A divided house
One question hanging over the election was whether it would result in the largest number of political parties in the Chamber of Deputies since the 1990s. And that is almost what happened. Several obscure coalitions were successful, and the new lower house will thus be composed of a heterogeneous group of people, many of whom represent only a very small segment of society’s opinions.
According to Tomas Jungwirth Brezovsky, head of the Climate Team at the Association for International Affairs (AMO), the composition of the new chamber will be a crucial test for Czech climate policy.
“With the Motorists in parliament, we can expect louder attacks on climate science and an extremely ideological debate on decarbonisation,” warns Jungwirth Brezovsky. “The Motorists are openly expressing their interest in [leading] the Ministry of the Environment so that they can effectively destroy it. In the long term, this would harm not only nature and climate protection, but also hundreds of thousands of people who rely on subsidy programs for insulation or heat source replacement.”
“The Green Deal has become a lightning rod for dissatisfaction with price increases and regulation,” Jungwirth Brezovsky sums up. “The green transformation is about big money and big power. Instead of looking for fair solutions, Czechia is questioning the very meaning of the whole change.”
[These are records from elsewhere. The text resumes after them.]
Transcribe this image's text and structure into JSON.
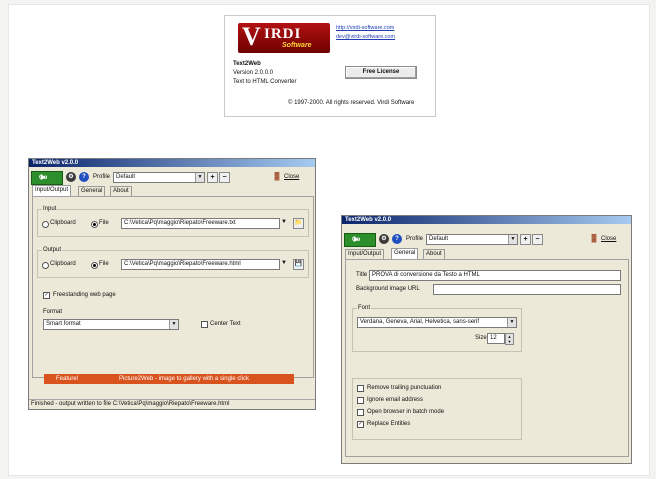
{
  "about": {
    "logo_letter": "V",
    "logo_name": "IRDI",
    "logo_sub": "Software",
    "url1": "http://virdi-software.com",
    "url2": "dev@virdi-software.com",
    "app": "Text2Web",
    "version": "Version 2.0.0.0",
    "desc": "Text to HTML Converter",
    "license": "Free License",
    "copyright": "© 1997-2000. All rights reserved. Virdi Software"
  },
  "main": {
    "title": "Text2Web v2.0.0",
    "go": "Go",
    "profile_label": "Profile",
    "profile": "Default",
    "close": "Close",
    "tabs": [
      "Input/Output",
      "General",
      "About"
    ],
    "input_label": "Input",
    "clipboard": "Clipboard",
    "file": "File",
    "input_path": "C:\\Vetica\\Pq\\maggio\\Riepato\\Freeware.txt",
    "output_label": "Output",
    "output_path": "C:\\Vetica\\Pq\\maggio\\Riepato\\Freeware.html",
    "freestanding": "Freestanding web page",
    "format_label": "Format",
    "format": "Smart format",
    "center": "Center Text",
    "banner_left": "Feature!",
    "banner_right": "Picture2Web - image to gallery with a single click",
    "status": "Finished - output written to file C:\\Vetica\\Pq\\maggio\\Riepato\\Freeware.html"
  },
  "general": {
    "title": "Text2Web v2.0.0",
    "go": "Go",
    "profile_label": "Profile",
    "profile": "Default",
    "close": "Close",
    "tabs": [
      "Input/Output",
      "General",
      "About"
    ],
    "title_label": "Title",
    "title_value": "PROVA di conversione da Testo a HTML",
    "bg_label": "Background image URL",
    "font_label": "Font",
    "font": "Verdana, Geneva, Arial, Helvetica, sans-serif",
    "size_label": "Size",
    "size": "12",
    "options": [
      "Remove trailing punctuation",
      "Ignore email address",
      "Open browser in batch mode",
      "Replace Entities"
    ],
    "checked": [
      false,
      false,
      false,
      true
    ]
  },
  "icons": {
    "go": "go-icon",
    "gear": "gear-icon",
    "help": "help-icon",
    "close": "door-icon",
    "folder": "folder-icon",
    "save": "disk-icon"
  }
}
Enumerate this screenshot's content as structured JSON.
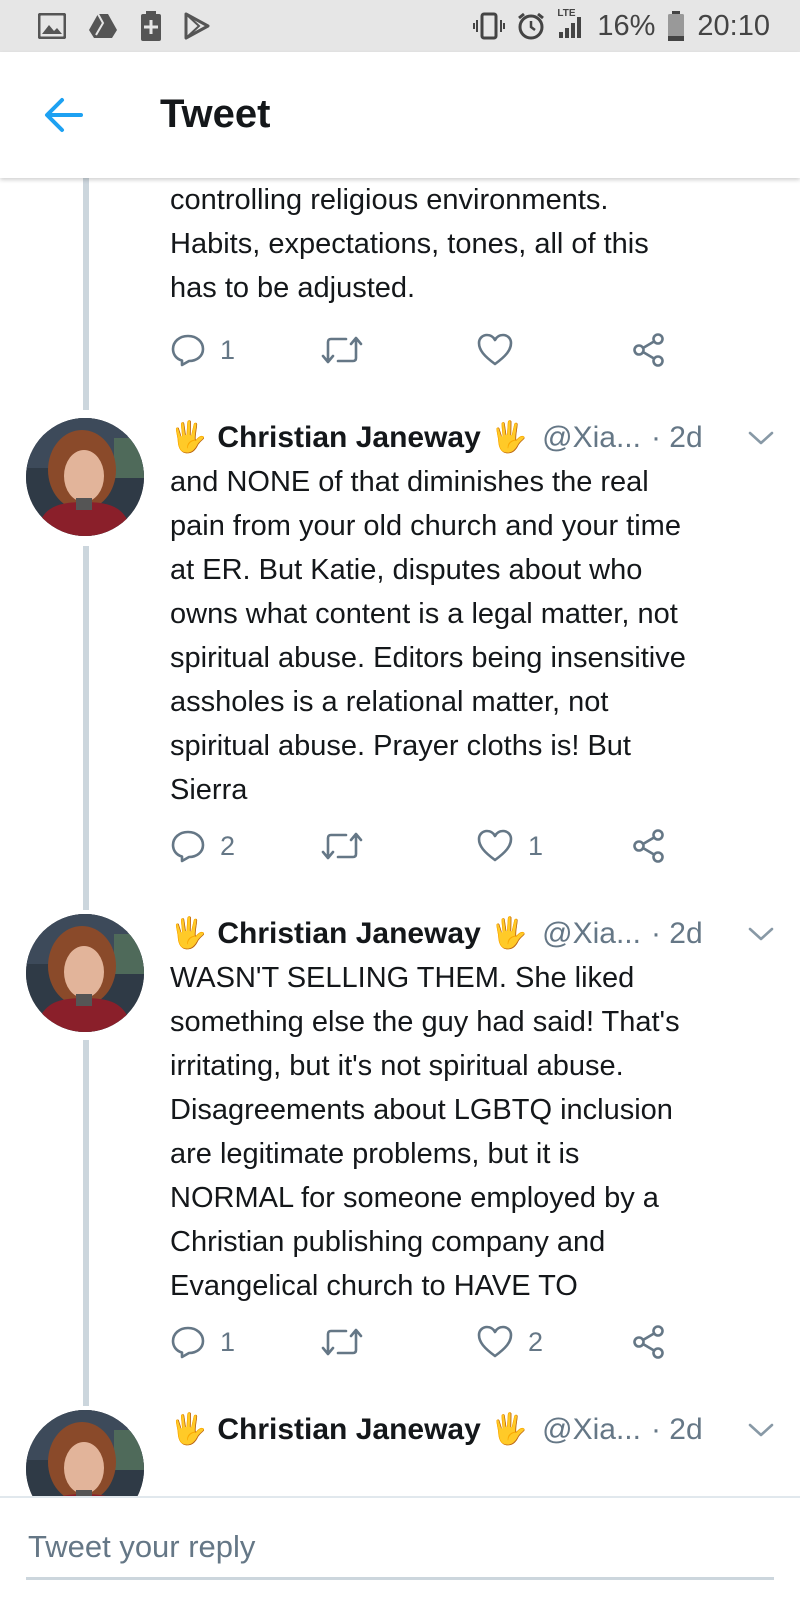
{
  "status_bar": {
    "network": "LTE",
    "battery": "16%",
    "time": "20:10"
  },
  "header": {
    "title": "Tweet"
  },
  "partial_tweet": {
    "lines": [
      "controlling religious environments.",
      "Habits, expectations, tones, all of this",
      "has to be adjusted."
    ],
    "reply_count": "1",
    "retweet_count": "",
    "like_count": ""
  },
  "tweets": [
    {
      "display_name": "Christian Janeway",
      "emoji": "🖐",
      "handle": "@Xia...",
      "time": "· 2d",
      "lines": [
        "and NONE of that diminishes the real",
        "pain from your old church and your time",
        "at ER. But Katie, disputes about who",
        "owns what content is a legal matter, not",
        "spiritual abuse. Editors being insensitive",
        "assholes is a relational matter, not",
        "spiritual abuse. Prayer cloths is! But",
        "Sierra"
      ],
      "reply_count": "2",
      "retweet_count": "",
      "like_count": "1"
    },
    {
      "display_name": "Christian Janeway",
      "emoji": "🖐",
      "handle": "@Xia...",
      "time": "· 2d",
      "lines": [
        "WASN'T SELLING THEM. She liked",
        "something else the guy had said! That's",
        "irritating, but it's not spiritual abuse.",
        "Disagreements about LGBTQ inclusion",
        "are legitimate problems, but it is",
        "NORMAL for someone employed by a",
        "Christian publishing company and",
        "Evangelical church to HAVE TO"
      ],
      "reply_count": "1",
      "retweet_count": "",
      "like_count": "2"
    },
    {
      "display_name": "Christian Janeway",
      "emoji": "🖐",
      "handle": "@Xia...",
      "time": "· 2d"
    }
  ],
  "reply_bar": {
    "placeholder": "Tweet your reply"
  },
  "colors": {
    "accent": "#1da1f2",
    "text_primary": "#14171a",
    "text_secondary": "#657786",
    "thread_line": "#ccd6dd"
  },
  "icons": {
    "reply": "reply-icon",
    "retweet": "retweet-icon",
    "like": "heart-icon",
    "share": "share-icon",
    "back": "back-arrow-icon",
    "more": "chevron-down-icon"
  }
}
With the failure of Stacilo!, the former communists, to win enough votes to get into parliament, it is notable that the Chamber of Deputies will once again lack a true left wing, which cannot fail to have consequences for the already severely tested social harmony.
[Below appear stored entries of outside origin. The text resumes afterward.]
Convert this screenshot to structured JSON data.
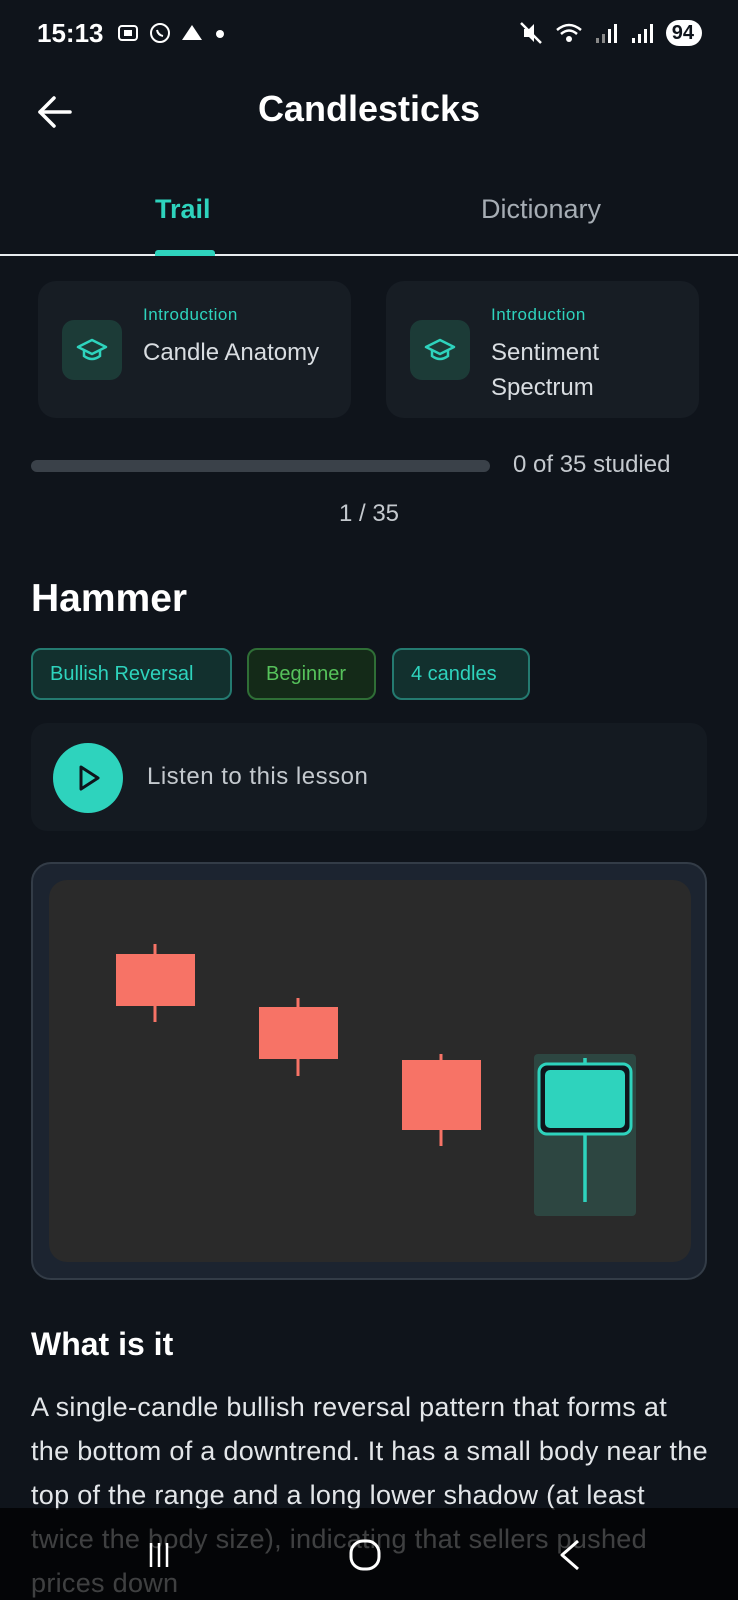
{
  "status_bar": {
    "time": "15:13",
    "battery": "94",
    "icons_left": [
      "screenshot-icon",
      "whatsapp-icon",
      "drive-icon",
      "dot-icon"
    ],
    "icons_right": [
      "mute-icon",
      "wifi-icon",
      "signal-icon",
      "signal-icon",
      "battery-icon"
    ]
  },
  "header": {
    "title": "Candlesticks"
  },
  "tabs": [
    {
      "label": "Trail",
      "active": true
    },
    {
      "label": "Dictionary",
      "active": false
    }
  ],
  "cards": [
    {
      "kicker": "Introduction",
      "title": "Candle Anatomy",
      "icon": "graduation-cap-icon"
    },
    {
      "kicker": "Introduction",
      "title": "Sentiment Spectrum",
      "icon": "graduation-cap-icon"
    }
  ],
  "progress": {
    "label": "0 of 35 studied",
    "fraction": 0
  },
  "counter": "1 / 35",
  "pattern": {
    "title": "Hammer",
    "tags": [
      "Bullish Reversal",
      "Beginner",
      "4 candles"
    ]
  },
  "listen": {
    "label": "Listen to this lesson"
  },
  "illustration": {
    "candles": [
      {
        "type": "bearish",
        "color": "#f77366"
      },
      {
        "type": "bearish",
        "color": "#f77366"
      },
      {
        "type": "bearish",
        "color": "#f77366"
      },
      {
        "type": "hammer-highlighted",
        "color": "#2ed3bd"
      }
    ]
  },
  "section": {
    "title": "What is it",
    "body": "A single-candle bullish reversal pattern that forms at the bottom of a downtrend. It has a small body near the top of the range and a long lower shadow (at least twice the body size), indicating that sellers pushed prices down"
  },
  "colors": {
    "accent": "#2ed3bd",
    "bearish": "#f77366",
    "background": "#0f141b"
  }
}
“Andrej Babis himself would at least push for some social measures, but he will probably be caught in the grip of the market-fundamentalist Motorists,” warns Smejkalova of Friedrich-Ebert-Stiftung.
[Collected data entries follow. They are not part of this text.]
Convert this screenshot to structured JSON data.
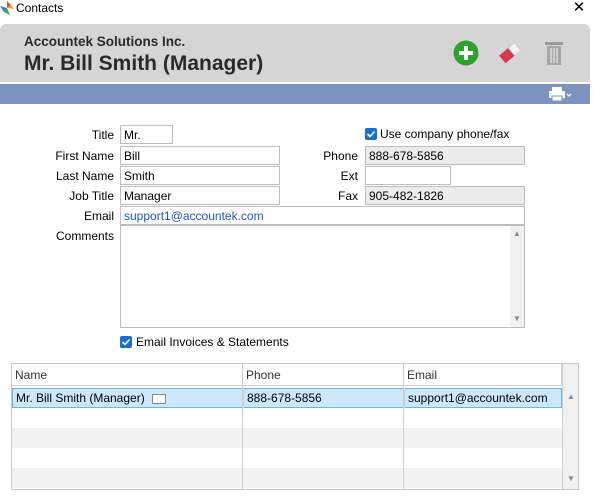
{
  "window": {
    "title": "Contacts",
    "close_label": "✕"
  },
  "header": {
    "company": "Accountek Solutions Inc.",
    "contact_title": "Mr. Bill Smith (Manager)",
    "add_icon": "add-icon",
    "erase_icon": "eraser-icon",
    "delete_icon": "trash-icon",
    "print_icon": "printer-icon"
  },
  "form": {
    "title_label": "Title",
    "title_value": "Mr.",
    "first_name_label": "First Name",
    "first_name_value": "Bill",
    "last_name_label": "Last Name",
    "last_name_value": "Smith",
    "job_title_label": "Job Title",
    "job_title_value": "Manager",
    "email_label": "Email",
    "email_value": "support1@accountek.com",
    "comments_label": "Comments",
    "comments_value": "",
    "use_company_label": "Use company phone/fax",
    "use_company_checked": true,
    "phone_label": "Phone",
    "phone_value": "888-678-5856",
    "ext_label": "Ext",
    "ext_value": "",
    "fax_label": "Fax",
    "fax_value": "905-482-1826",
    "email_invoices_label": "Email Invoices & Statements",
    "email_invoices_checked": true
  },
  "grid": {
    "columns": [
      "Name",
      "Phone",
      "Email"
    ],
    "rows": [
      {
        "name": "Mr. Bill Smith (Manager)",
        "phone": "888-678-5856",
        "email": "support1@accountek.com",
        "selected": true
      }
    ]
  },
  "colors": {
    "accent_band": "#7b93bf",
    "header_bg": "#d5d5d5",
    "selected_row": "#cce8ff",
    "link": "#1a56c9",
    "add_green": "#2ea12e"
  }
}
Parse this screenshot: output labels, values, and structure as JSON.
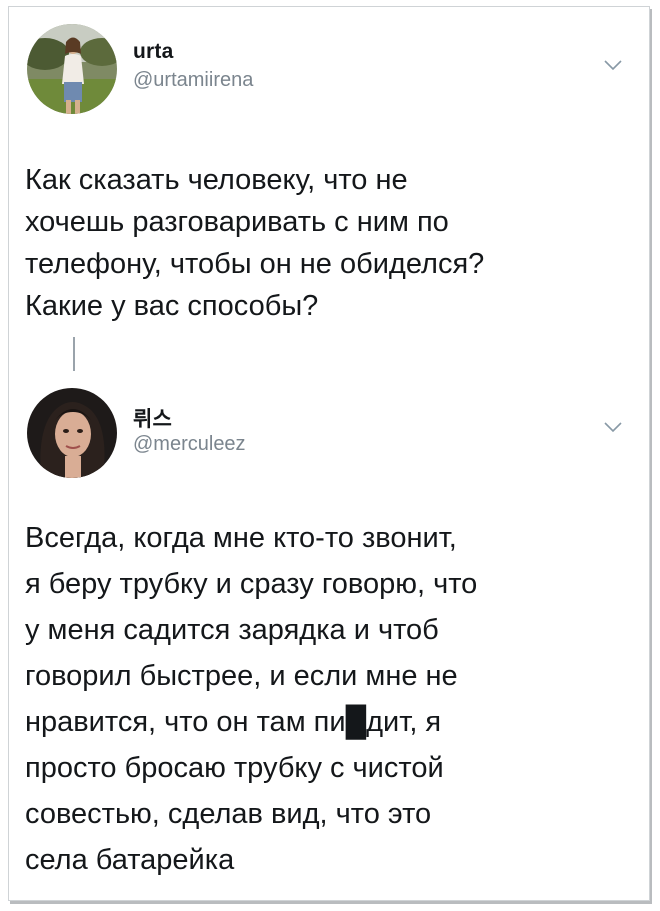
{
  "tweets": [
    {
      "name": "urta",
      "handle": "@urtamiirena",
      "text": "Как сказать человеку, что не\nхочешь разговаривать с ним по\nтелефону, чтобы он не обиделся?\nКакие у вас способы?"
    },
    {
      "name": "뤼스",
      "handle": "@merculeez",
      "text": "Всегда, когда мне кто-то звонит,\nя беру трубку и сразу говорю, что\nу меня садится зарядка и чтоб\nговорил быстрее, и если мне не\nнравится, что он там пи█дит, я\nпросто бросаю трубку с чистой\nсовестью, сделав вид, что это\nсела батарейка"
    }
  ],
  "icons": {
    "menu": "chevron-down-icon",
    "avatar": "avatar"
  },
  "colors": {
    "text": "#14171a",
    "handle": "#7b858e",
    "thread_line": "#9aa3ab",
    "chevron": "#8899a6"
  }
}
According to Smejkalova, there is little doubt that former voters of social democratic parties and the Communist Party now most often vote for Babis. This is because a left-wing electorate with truly anchored values never emerged in Czechia after 1989. “Strong anti-communism made it impossible to openly appeal to principles such as solidarity, justice or freedom in the material sense. For many people, it didn’t matter whether Babis or the socialists took care of higher pensions,” she says.
According to Smejkalova, the former prime minister’s success was also supported by fatigue with traditional parties, his image as a capable manager, and the fact that Czech politics remains highly personalised.
“Besides, Babis will never address social issues affecting his business – whether working conditions or the issue of taxes, which so desperately needs reform toward higher taxation of property and capital. The question is how the higher representation of progressive women will manifest itself – when, on the other hand, conservative, masculinist currents have also strengthened,” explains Smejkalova.
However, she believes that the failure to address social issues, which should be at the heart of public debate, remains a serious problem in Czech politics. “We have reached a paradoxical situation where drawing attention to social problems means being considered a victim of Russian propaganda,” she says.
According to Smejkalova, the governing coalition completely ignored issues that really concern people – affordable housing, food prices and healthcare – and instead “turned the campaign into an abstract fight to save democracy, and rightly lost.”
Smejkalova adds that the composition of the new Chamber of Deputies also reflects deep social inequality. “There will be 87 university graduates sitting in it, which is more than three times as many as there are in the Czech population,” she says. “The class bias of the legislature is enormous, and yet no one is concerned about it.”
In her opinion, such governance will once again be blind to the problems of all segments of society that did not get a say in the decision-making process.